AYM'nin 2010'daki kararı: Açık oylama iptal nedeni

Başkanlık sistemi adı altında tek adam rejimine geçişin öngörüldüğü anayasa değişikliğine ilişkin oylamalarda açık oy kullanılması ile ilgili tartışmalar sürüyor. Anayasa Mahkemesi, CHP’nin 2010’da oy gizliliğini ihlal gerekçesiyle yaptığı başvuruya yanıtında, “Anayasaya uygun geçerli bir kabul çoğunluğu ancak anayasaya uygun bir oylamayla oluşabilir” ifadesini kullanmıştı.

Başkanlık adı altında tek adam rejimine geçişin öngörüldüğü anayasa değişikliğine ilişkin oylamalarda açık oy kullanılması ile ilgili tartışmalar sürerken Anayasa Mahkemesi’nin (AYM) 2010 yılındaki kararı, özellikle ikinci turda yapılacak bir açık oylamanın oylama sonucunu etkilediğinin ispatlanması halinde değişikliği iptal edebileceğini gösteriyor.

Cumhuriyet'te yer alan habere göre CHP, 2010’da yapılan anayasa değişikliklerinin iptal edilmesi talebiyle AYM’ye başvururken en önemli argümanlarından biri de Meclis Genel Kurulu’nda yapılan oylamanın usulsüzlüğü idi. CHP’nin değişiklik teklifinin TBMM’de oylanma biçimi yönünden anayasaya aykırılığı iddiasının temel dayanağı açık oylama idi.

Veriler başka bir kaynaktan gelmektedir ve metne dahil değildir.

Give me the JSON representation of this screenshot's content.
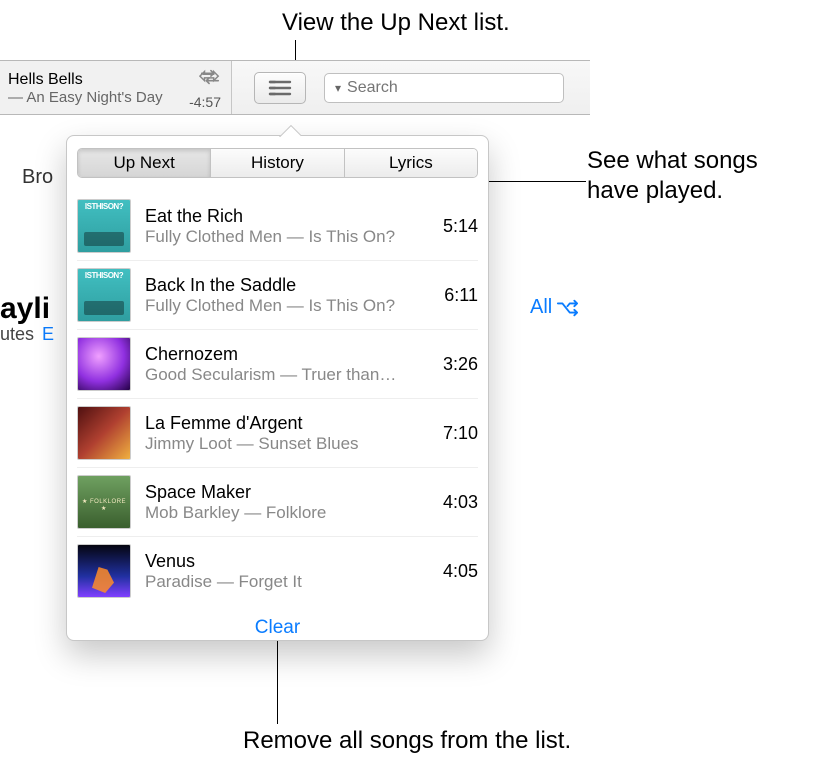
{
  "callouts": {
    "top": "View the Up Next list.",
    "right": "See what songs\nhave played.",
    "bottom": "Remove all songs from the list."
  },
  "toolbar": {
    "now_playing_title": "Hells Bells",
    "now_playing_sub": " — An Easy Night's Day",
    "remaining_time": "-4:57",
    "search_placeholder": "Search"
  },
  "background": {
    "browse": "Bro",
    "playlist_big": "ayli",
    "utes": "utes",
    "e_link": "E",
    "all": "All"
  },
  "popover": {
    "tabs": {
      "upnext": "Up Next",
      "history": "History",
      "lyrics": "Lyrics"
    },
    "items": [
      {
        "title": "Eat the Rich",
        "sub": "Fully Clothed Men — Is This On?",
        "dur": "5:14",
        "art_label": "ISTHISON?"
      },
      {
        "title": "Back In the Saddle",
        "sub": "Fully Clothed Men — Is This On?",
        "dur": "6:11",
        "art_label": "ISTHISON?"
      },
      {
        "title": "Chernozem",
        "sub": "Good Secularism — Truer than…",
        "dur": "3:26",
        "art_label": ""
      },
      {
        "title": "La Femme d'Argent",
        "sub": "Jimmy Loot — Sunset Blues",
        "dur": "7:10",
        "art_label": ""
      },
      {
        "title": "Space Maker",
        "sub": "Mob Barkley — Folklore",
        "dur": "4:03",
        "art_label": ""
      },
      {
        "title": "Venus",
        "sub": "Paradise — Forget It",
        "dur": "4:05",
        "art_label": ""
      }
    ],
    "clear_label": "Clear"
  }
}
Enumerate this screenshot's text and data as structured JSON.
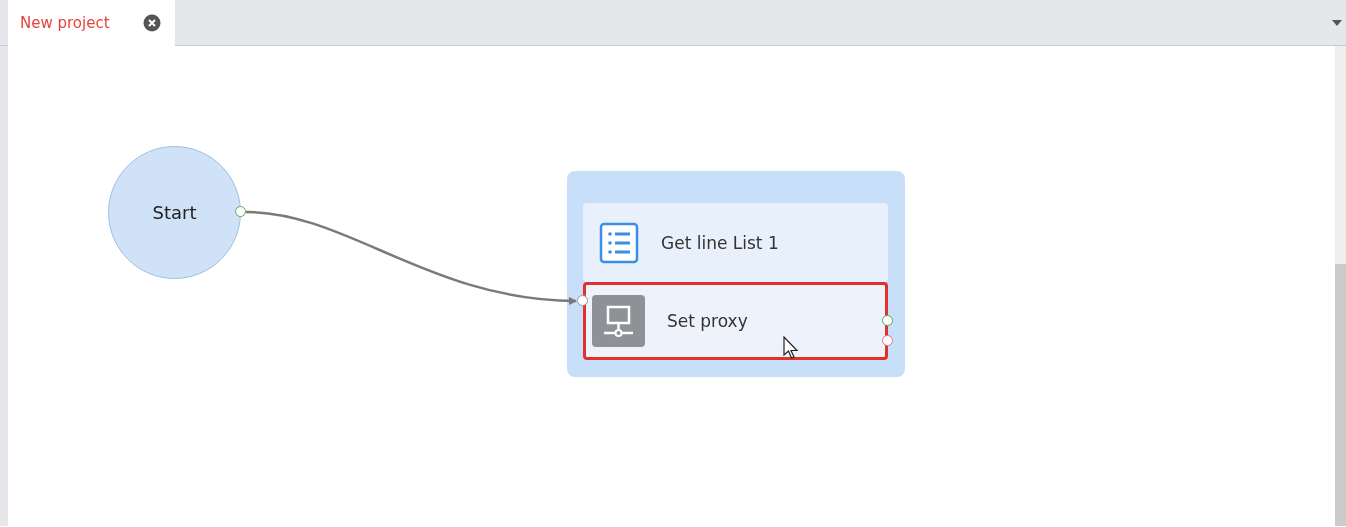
{
  "tabs": [
    {
      "label": "New project",
      "selected": true
    }
  ],
  "canvas": {
    "start": {
      "label": "Start"
    },
    "group": {
      "actions": [
        {
          "kind": "list",
          "label": "Get line List 1",
          "selected": false
        },
        {
          "kind": "proxy",
          "label": "Set proxy",
          "selected": true
        }
      ]
    }
  }
}
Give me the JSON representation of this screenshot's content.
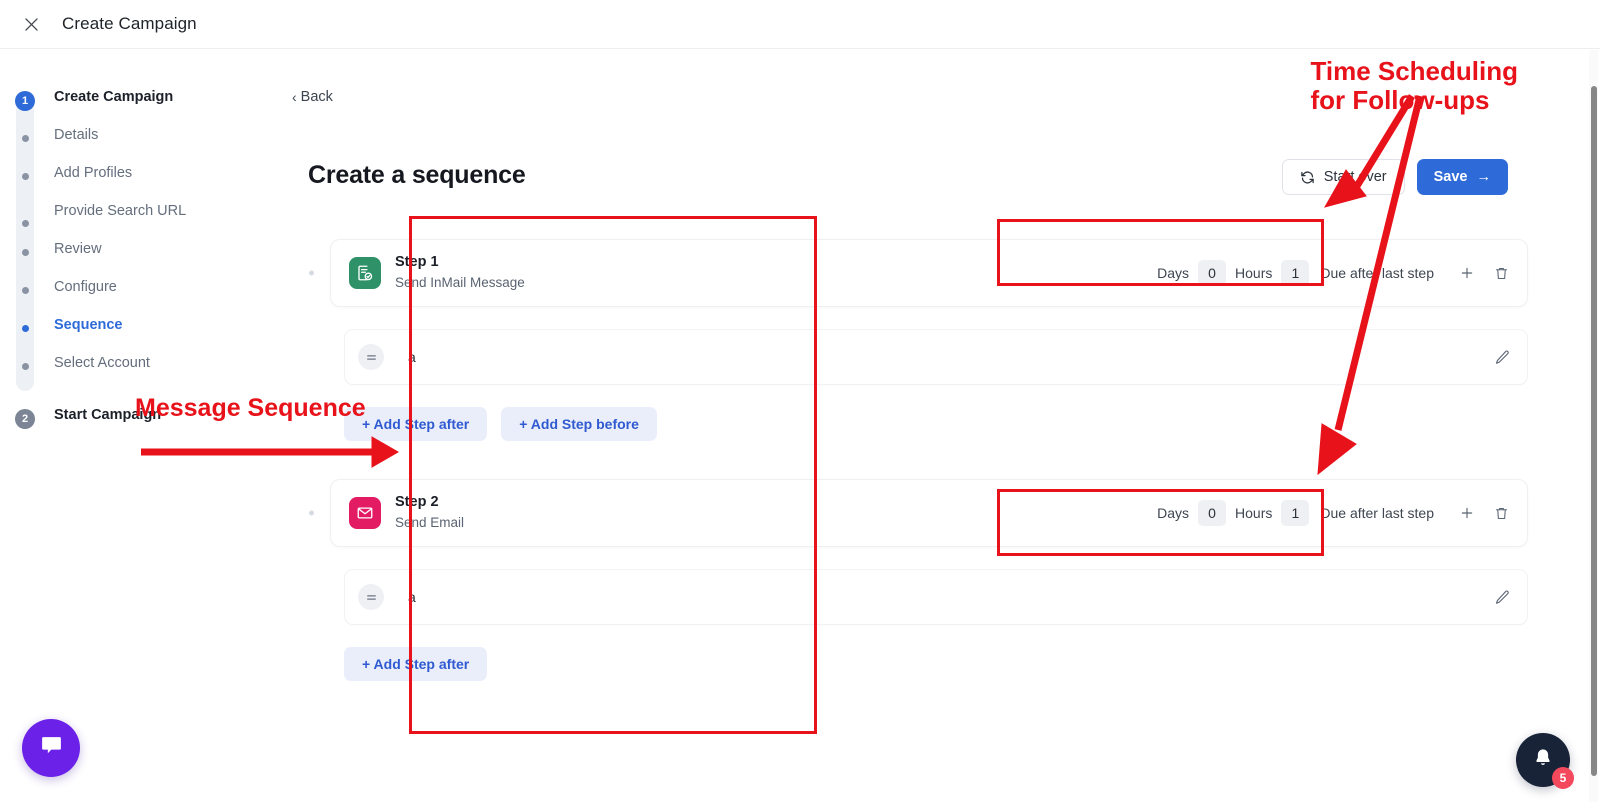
{
  "header": {
    "close_icon": "close-icon",
    "title": "Create Campaign"
  },
  "stepper": {
    "groups": [
      {
        "number": "1",
        "label": "Create Campaign",
        "items": [
          {
            "label": "Details",
            "active": false
          },
          {
            "label": "Add Profiles",
            "active": false
          },
          {
            "label": "Provide Search URL",
            "active": false
          },
          {
            "label": "Review",
            "active": false
          },
          {
            "label": "Configure",
            "active": false
          },
          {
            "label": "Sequence",
            "active": true
          },
          {
            "label": "Select Account",
            "active": false
          }
        ]
      },
      {
        "number": "2",
        "label": "Start Campaign",
        "items": []
      }
    ]
  },
  "main": {
    "back_label": "Back",
    "page_title": "Create a sequence",
    "start_over_label": "Start over",
    "save_label": "Save",
    "save_arrow": "→"
  },
  "sequence": {
    "steps": [
      {
        "icon": "inmail-message-icon",
        "icon_color": "#2e9168",
        "name": "Step 1",
        "subtitle": "Send InMail Message",
        "schedule": {
          "days_label": "Days",
          "days_value": "0",
          "hours_label": "Hours",
          "hours_value": "1",
          "due_label": "Due after last step"
        },
        "message": {
          "text": "a"
        },
        "add_buttons": [
          "+ Add Step after",
          "+ Add Step before"
        ]
      },
      {
        "icon": "email-icon",
        "icon_color": "#e31b63",
        "name": "Step 2",
        "subtitle": "Send Email",
        "schedule": {
          "days_label": "Days",
          "days_value": "0",
          "hours_label": "Hours",
          "hours_value": "1",
          "due_label": "Due after last step"
        },
        "message": {
          "text": "a"
        },
        "add_buttons": [
          "+ Add Step after"
        ]
      }
    ]
  },
  "annotations": {
    "color": "#e8121a",
    "time_scheduling_line1": "Time Scheduling",
    "time_scheduling_line2": "for Follow-ups",
    "message_sequence": "Message Sequence"
  },
  "widgets": {
    "chat_icon": "chat-bubble-icon",
    "notification_icon": "bell-icon",
    "notification_count": "5"
  }
}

CHP’nin dava dilekçesinde teklifin görüşülmesi ve oylanması sırasında çeşitli şekillerde oy gizliliğinin ihlal edildiği belirtilerek “Bazı vekillerin diğerlerinin oy pulunu gördüğü, oy zarfını denetlediği, oy kabinine birlikte girdiği” anlatılmıştı. Dilekçede oy gizliliğinin sağlanması için önlem alınması gerektiği muhalefet partilerinin milletvekilleri ve grup başkanvekillerince sıklıkla dile getirilmesine, rağmen TBMM Başkanlığı’nca herhangi bir önlem alınmadığı, bu nedenle anayasanın 175. maddesinin ihlal edildiği savunuldu. CHP bu gerekçeyle bu tür aykırılıkların 1. tur oylamalarda söz konusu olsa bile, kanunun tümünü geçersiz kılacağını ileri sürdü.

AYM verdiği kararda ise anayasanın 148. maddesinde, anayasa değişikliklerinde AYM’ye tanınan denetim yetkisinin, “teklif ve oylama çoğunluğu ve ivedilikle görüşülemeyeceği şartlarına uyulup uyulmadığı hususları” ile sınırlandırıldığını hatırlattı. Kararda, anayasanın 175. maddesinde anayasa değişikliğine ilişkin oylamaların gizli yapılmasının öngörüldüğü de vurgulanarak “anayasaya uygun geçerli bir kabul çoğunluğu ancak anayasaya uygun bir oylamayla oluşabilir” ifadesini kullandı. Böylece AYM, Anayasa’ya uygun olmayan bir oylamayı denetleme yetkisinin olduğunu belirtmiş oldu.

Ancak AYM, CHP’nin usulsüz oylama iddiasını yerinde bulmayarak reddetti. Ret kararında şöyle denildi: “Dava dilekçesinde ileri sürülen hususların oylamanın sonucunu etkileyecek nitelikte olduğunu ispatlayacak açık ve yeterli delil bulunmadığı gibi bu usulsüzlük iddialarının oylama çoğunluğunun sağlanıp sağlanmadığı konusunda dikkate alınması gereken ikinci tur oylamalarda gerçekleştiği de belirlenemediğinden oylamanın anayasaya aykırı bir şekilde yapıldığı söylenemez.”

Buna göre AYM, 2. tur oylamada açık oylama yoluyla oylama sonucunu etkileyen açık bir usulsüzlüğün yapıldığının ispatlanması halinde ret kararı verebilecek.